Siren manufacturers are using research scientists as expert witnesses to defend themselves against thousands of firefighters claiming that sirens damaged their hearing. The industry’s audiology experts testify in court about research showing that siren noise exposure does not increase one’s risk for hearing loss.

But controversy is building over these scientists’ failure to disclose their financial links to the industries they study.

For example, audiology expert William Clark, Ph.D. of the Washington University Medical School was being paid as an expert witness while he was conducting his research into sirens and noise loss; the siren company even helped him to collect his data. Clark has also received money from the railroad and mining industries.

Such financial ties to industry are common in some research fields. A lengthy expose in the Wall Street Journal of June 22 explains how scientific journals’ failure to require full disclosure allows these ties to stay hidden from public view.

The controversy brewing in the current case of Lempa v.
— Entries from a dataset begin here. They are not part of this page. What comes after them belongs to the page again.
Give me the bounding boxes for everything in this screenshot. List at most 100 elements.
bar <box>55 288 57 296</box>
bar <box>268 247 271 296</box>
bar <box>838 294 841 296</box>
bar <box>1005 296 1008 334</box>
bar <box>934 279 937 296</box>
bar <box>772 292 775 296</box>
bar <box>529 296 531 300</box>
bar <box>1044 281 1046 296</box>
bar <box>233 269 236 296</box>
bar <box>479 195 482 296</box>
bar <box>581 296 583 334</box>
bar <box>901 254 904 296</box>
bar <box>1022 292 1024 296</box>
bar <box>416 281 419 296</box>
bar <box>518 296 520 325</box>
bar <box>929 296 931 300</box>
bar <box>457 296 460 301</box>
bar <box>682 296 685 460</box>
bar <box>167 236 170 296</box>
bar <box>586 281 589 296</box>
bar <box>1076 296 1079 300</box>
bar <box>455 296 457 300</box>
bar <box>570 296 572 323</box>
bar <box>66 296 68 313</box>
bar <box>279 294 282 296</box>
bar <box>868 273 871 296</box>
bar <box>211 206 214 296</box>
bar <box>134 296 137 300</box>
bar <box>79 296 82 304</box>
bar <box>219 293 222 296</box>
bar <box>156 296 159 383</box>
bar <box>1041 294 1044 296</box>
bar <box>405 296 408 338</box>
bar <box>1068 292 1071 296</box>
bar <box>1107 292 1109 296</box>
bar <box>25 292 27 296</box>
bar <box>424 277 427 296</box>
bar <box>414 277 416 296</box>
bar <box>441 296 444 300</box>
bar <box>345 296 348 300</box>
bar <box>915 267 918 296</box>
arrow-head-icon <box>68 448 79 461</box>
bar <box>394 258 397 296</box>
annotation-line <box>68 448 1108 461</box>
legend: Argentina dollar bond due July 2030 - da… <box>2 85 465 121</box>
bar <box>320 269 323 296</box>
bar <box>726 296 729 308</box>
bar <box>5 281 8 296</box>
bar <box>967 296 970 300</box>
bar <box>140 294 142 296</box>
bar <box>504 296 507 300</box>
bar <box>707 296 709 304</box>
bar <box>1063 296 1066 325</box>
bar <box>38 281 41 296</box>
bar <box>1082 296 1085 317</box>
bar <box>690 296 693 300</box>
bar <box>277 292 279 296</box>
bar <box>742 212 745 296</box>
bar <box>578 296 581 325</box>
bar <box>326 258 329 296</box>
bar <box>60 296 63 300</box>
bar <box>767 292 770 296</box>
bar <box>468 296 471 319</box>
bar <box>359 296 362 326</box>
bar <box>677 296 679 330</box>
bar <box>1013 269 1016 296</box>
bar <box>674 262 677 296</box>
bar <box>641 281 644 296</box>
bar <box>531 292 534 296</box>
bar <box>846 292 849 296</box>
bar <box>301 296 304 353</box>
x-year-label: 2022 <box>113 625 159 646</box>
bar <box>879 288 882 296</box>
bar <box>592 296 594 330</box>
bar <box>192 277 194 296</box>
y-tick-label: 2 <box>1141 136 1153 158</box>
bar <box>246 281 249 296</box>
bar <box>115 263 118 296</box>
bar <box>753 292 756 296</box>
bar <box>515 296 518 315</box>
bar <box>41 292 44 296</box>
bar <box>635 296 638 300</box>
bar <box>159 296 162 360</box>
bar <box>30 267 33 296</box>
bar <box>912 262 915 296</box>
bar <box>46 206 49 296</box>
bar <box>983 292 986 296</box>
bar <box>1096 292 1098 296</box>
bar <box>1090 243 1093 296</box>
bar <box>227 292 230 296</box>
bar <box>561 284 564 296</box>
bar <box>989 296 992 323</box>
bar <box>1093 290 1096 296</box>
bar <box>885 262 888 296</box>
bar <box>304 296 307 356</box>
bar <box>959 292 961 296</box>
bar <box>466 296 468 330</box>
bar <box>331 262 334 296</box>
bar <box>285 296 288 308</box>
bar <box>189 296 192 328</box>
Federal Signal Corp. echoes concerns a few years back about the lead industry’s influence over research and public policy.

In a bold example of the fox guarding the chicken coop, the lead industry in 2002 attempted to stack a federal advisory panel on childhood lead poisoning with scientists the industry had paid as expert witnesses and consultants.

Lead exposure is widely recognized as a dangerous threat to children’s health. Yet one of the industry-nominated scientists had stepped far outside of the scientific mainstream to testify in a legal case over lead paint that there was no established link between lead exposure and cognitive problems in children.

Of course, the influence of the lead, mining, railroad, and siren industries in academia pales in comparison to pharmaceutical corporations’ pervasive influence over medical research.

Drug companies now fund up to 90 percent of clinical trials for certain classes of medications. A new study by researchers at the University of California San Francisco (UCSF) found that when a drug company pays for research, the study’s results are 20 times more likely to favor that product. (The study is available on-line at medicine.plosjournals.org.)

Meanwhile, as pointed out in the New York Times of June 13, the training of doctors has been virtually handed over to the pharmaceutical industry as a vehicle for drug marketing. Half of all continuing medical education courses in the United States are now paid for by drug companies, at an annual cost of $1.12 billion.

“Because pharmaceutical companies now set much of the agenda for what doctors learn about drugs, crucial information about potential drug dangers is played down, to the detriment of patient care,” notes the Times article.